This weekend’s conference is a critical moment for New South Wales Labor. It’s a chance for elected officials and members to finally choose to act on the scourge of poker machine harm.
And we must.
For too long, NSW politics has treated the pokies as a problem that everyone acknowledges but nobody is prepared to solve.
For too long, our parliamentarians have looked the other way while the suffering caused by gaming machines has been allowed to fester and spread.
For too long, the private interests of the poker machine lobby have trumped the public interest of preventing addiction and harm.
But at this conference, for our party, this is a crisis that can no longer ignored.
In part, that’s because the problem is getting worse. The scale of losses and harm have grown truly obscene. The facts are worth recording because they are so stark.
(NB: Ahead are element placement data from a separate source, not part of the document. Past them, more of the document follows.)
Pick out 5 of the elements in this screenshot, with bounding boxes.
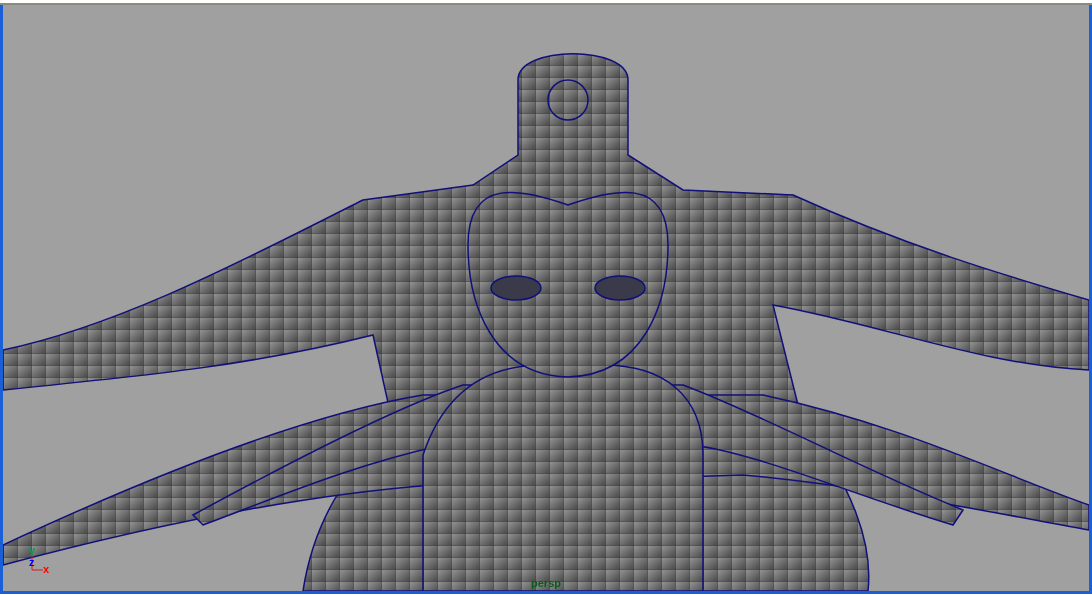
axis-label: x	[43, 563, 50, 575]
axis-label: y	[29, 544, 36, 556]
axis-gizmo-icon	[31, 554, 44, 571]
axis-label: z	[29, 556, 35, 568]
camera-label: persp	[531, 578, 561, 589]
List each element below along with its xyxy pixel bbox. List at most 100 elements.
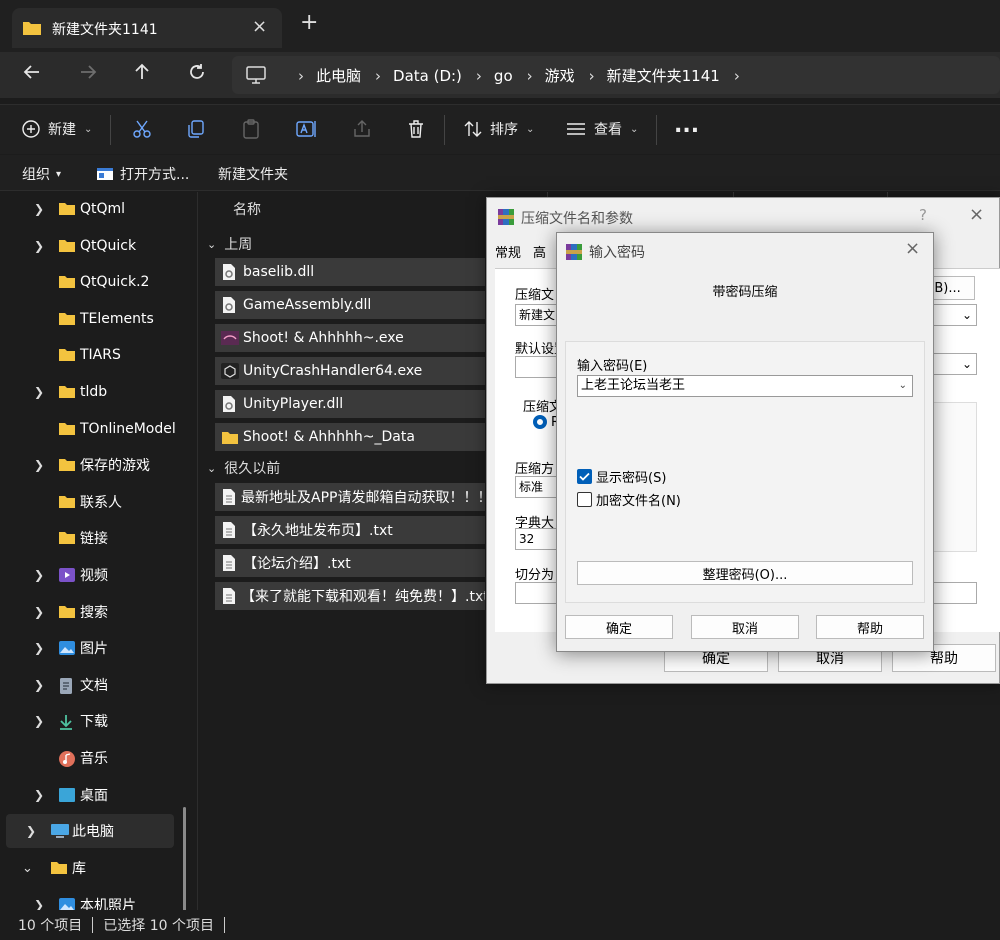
format-radio-rar[interactable]	[533, 415, 547, 429]
cut-icon[interactable]	[132, 119, 152, 143]
file-row[interactable]: GameAssembly.dll	[215, 291, 485, 319]
file-row[interactable]: UnityCrashHandler64.exe	[215, 357, 485, 385]
navigation-pane[interactable]: ❯ QtQml ❯ QtQuick QtQuick.2 TElements TIARS ❯ tl…	[0, 192, 198, 910]
view-button[interactable]: 查看 ⌄	[566, 119, 638, 139]
tab-close-icon[interactable]: ×	[252, 16, 267, 37]
tab-general[interactable]: 常规	[495, 242, 521, 261]
file-row[interactable]: Shoot! & Ahhhhh~.exe	[215, 324, 485, 352]
archive-name-dropdown[interactable]: ⌄	[933, 304, 977, 326]
expand-chevron-icon[interactable]: ❯	[26, 824, 36, 838]
help-icon[interactable]: ?	[919, 206, 927, 224]
sort-button[interactable]: 排序 ⌄	[464, 119, 534, 139]
update-mode-dropdown[interactable]: ⌄	[933, 353, 977, 375]
file-row[interactable]: 【来了就能下载和观看！纯免费！】.txt	[215, 582, 485, 610]
sidebar-scrollbar[interactable]	[183, 807, 186, 910]
expand-chevron-icon[interactable]: ❯	[34, 202, 44, 216]
organize-button[interactable]: 组织 ▾	[22, 164, 61, 184]
refresh-icon[interactable]	[187, 62, 207, 87]
sidebar-item[interactable]: ❯ QtQml	[0, 192, 180, 226]
expand-chevron-icon[interactable]: ❯	[34, 239, 44, 253]
file-row[interactable]: Shoot! & Ahhhhh~_Data	[215, 423, 485, 451]
sidebar-item[interactable]: TOnlineModel	[0, 412, 180, 446]
file-row[interactable]: baselib.dll	[215, 258, 485, 286]
forward-arrow-icon[interactable]	[78, 62, 98, 87]
up-arrow-icon[interactable]	[132, 62, 152, 87]
expand-chevron-icon[interactable]: ❯	[34, 788, 44, 802]
chevron-right-icon[interactable]: ›	[527, 67, 533, 85]
sidebar-item[interactable]: TElements	[0, 302, 180, 336]
organize-passwords-button[interactable]: 整理密码(O)...	[577, 561, 913, 585]
dll-icon	[221, 296, 239, 314]
password-input[interactable]: 上老王论坛当老王 ⌄	[577, 375, 913, 397]
file-row[interactable]: UnityPlayer.dll	[215, 390, 485, 418]
share-icon[interactable]	[352, 119, 372, 143]
breadcrumb-item[interactable]: Data (D:)	[393, 67, 462, 85]
sidebar-item[interactable]: ❯ 下载	[0, 704, 180, 738]
breadcrumb-item[interactable]: 此电脑	[316, 65, 361, 86]
sidebar-item-camera-roll[interactable]: ❯ 本机照片	[0, 888, 180, 910]
file-row[interactable]: 【永久地址发布页】.txt	[215, 516, 485, 544]
chevron-right-icon[interactable]: ›	[375, 67, 381, 85]
rename-icon[interactable]	[296, 119, 318, 143]
new-tab-icon[interactable]: +	[300, 12, 318, 34]
new-button[interactable]: 新建 ⌄	[22, 119, 92, 139]
ok-button[interactable]: 确定	[565, 615, 673, 639]
expand-chevron-icon[interactable]: ❯	[34, 641, 44, 655]
open-with-button[interactable]: 打开方式...	[96, 164, 189, 184]
paste-icon[interactable]	[241, 119, 261, 143]
sidebar-item[interactable]: ❯ 文档	[0, 668, 180, 702]
sidebar-item-library[interactable]: ⌄ 库	[0, 851, 180, 885]
sidebar-item-this-pc[interactable]: ❯ 此电脑	[6, 814, 174, 848]
delete-icon[interactable]	[406, 119, 426, 143]
tab-current-folder[interactable]: 新建文件夹1141 ×	[12, 8, 282, 48]
breadcrumb-item[interactable]: go	[494, 67, 513, 85]
expand-chevron-icon[interactable]: ❯	[34, 458, 44, 472]
sidebar-item[interactable]: ❯ 视频	[0, 558, 180, 592]
breadcrumb-item[interactable]: 新建文件夹1141	[607, 65, 720, 86]
expand-chevron-icon[interactable]: ❯	[34, 605, 44, 619]
chevron-right-icon[interactable]: ›	[589, 67, 595, 85]
breadcrumb: › 此电脑 › Data (D:) › go › 游戏 › 新建文件夹1141 …	[284, 65, 752, 86]
file-row[interactable]: 最新地址及APP请发邮箱自动获取！！！	[215, 483, 485, 511]
expand-chevron-icon[interactable]: ❯	[34, 898, 44, 910]
sidebar-item[interactable]: ❯ 桌面	[0, 778, 180, 812]
dialog-title: 压缩文件名和参数	[521, 211, 633, 227]
expand-chevron-icon[interactable]: ❯	[34, 568, 44, 582]
chevron-right-icon[interactable]: ›	[734, 67, 740, 85]
show-password-checkbox[interactable]: 显示密码(S)	[577, 467, 666, 486]
close-icon[interactable]: ×	[905, 238, 920, 259]
help-button[interactable]: 帮助	[816, 615, 924, 639]
breadcrumb-item[interactable]: 游戏	[545, 65, 575, 86]
sidebar-item[interactable]: ❯ 搜索	[0, 595, 180, 629]
sidebar-item[interactable]: 音乐	[0, 741, 180, 775]
chevron-down-icon[interactable]: ⌄	[899, 376, 907, 396]
right-input[interactable]	[933, 582, 977, 604]
expand-chevron-icon[interactable]: ❯	[34, 385, 44, 399]
more-options-button[interactable]: ...	[674, 113, 699, 138]
sidebar-item[interactable]: 联系人	[0, 485, 180, 519]
encrypt-filenames-checkbox[interactable]: 加密文件名(N)	[577, 490, 681, 509]
back-arrow-icon[interactable]	[22, 62, 42, 87]
copy-icon[interactable]	[186, 119, 206, 143]
close-icon[interactable]: ×	[969, 204, 984, 225]
new-folder-button[interactable]: 新建文件夹	[218, 164, 288, 184]
file-row[interactable]: 【论坛介绍】.txt	[215, 549, 485, 577]
column-header-name[interactable]: 名称	[233, 199, 261, 219]
sidebar-item[interactable]: ❯ tldb	[0, 375, 180, 409]
group-header-long-ago[interactable]: ⌄ 很久以前	[207, 458, 280, 478]
chevron-down-icon[interactable]: ⌄	[22, 861, 33, 876]
group-header-last-week[interactable]: ⌄ 上周	[207, 234, 252, 254]
compression-method-label: 压缩方	[515, 462, 555, 477]
sidebar-item[interactable]: 链接	[0, 521, 180, 555]
expand-chevron-icon[interactable]: ❯	[34, 678, 44, 692]
chevron-right-icon[interactable]: ›	[476, 67, 482, 85]
address-bar[interactable]: › 此电脑 › Data (D:) › go › 游戏 › 新建文件夹1141 …	[232, 56, 1000, 94]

The almost 90,000 poker machines in NSW communities represents the largest number per capita of any jurisdiction on Earth.
State-wide loses reached $9.3bn last year and are on track to break the $10bn ceiling this year.
The vast majority of people in our state who seek assistance for gambling addiction report that it’s the pokies that have trapped them. Worse still, the losses and the harm are highly concentrated in working-class communities and among low-income families. Places where every dollar counts.
Put simply, the people who suffer most from poker machine losses are overwhelmingly the people Labor was created to represent.
For example, in the Fairfield and Canterbury-Bankstown municipalities, losses for each community will soon top $1bn annually.
There is another reason that action on poker machine harm cannot be put off any longer.
The people of NSW have had a gutful of politicians failing to act. The problem is so prevalent that millions of citizens know the sad story of a loved one who has been brought down by the pokies.
From every corner of our state and all sections of society, people are speaking out to say that this obscenity cannot be swept under the rug any longer.
Churches, unions, councils and charities are part of a growing chorus calling for change.
Just as importantly, we all know what has prevented governments from acting before now – the extraordinary political power of the poker machine lobby.
For decades these lobbyists have perfected the politics of intimidation.
Every time reform is proposed, the same campaign is unleashed. The same scare tactics. The same threats. The same attempt to make politicians believe it is safer to accept the harm than to take up the political fight.
Every reform proposal is met with the same shrill warnings.
Clubs and pubs will close. Jobs will disappear. Sports clubs will fold. The sky, we are told, will fall.
It is a playbook borrowed from the National Rifle Association, designed to con the public about the problem and coerce politicians into staying quiet about the solutions at hand.
Reducing the number of machines, turning them off for longer periods, forcing venues to uphold harm-reduction requirements. All these measures can make a difference while clubs and pubs are assisted to transition to a better, less-destructive business model.
All that is required is for our party, for all sides of politics, to face up to this tragedy unfolding in our neighbourhoods.
The question for NSW Labor is not whether poker machines cause harm. We know they do. The question is whether we still have the courage to confront powerful interests when working people are paying the price.
That has always been Labor’s most noble tradition. It should be again today.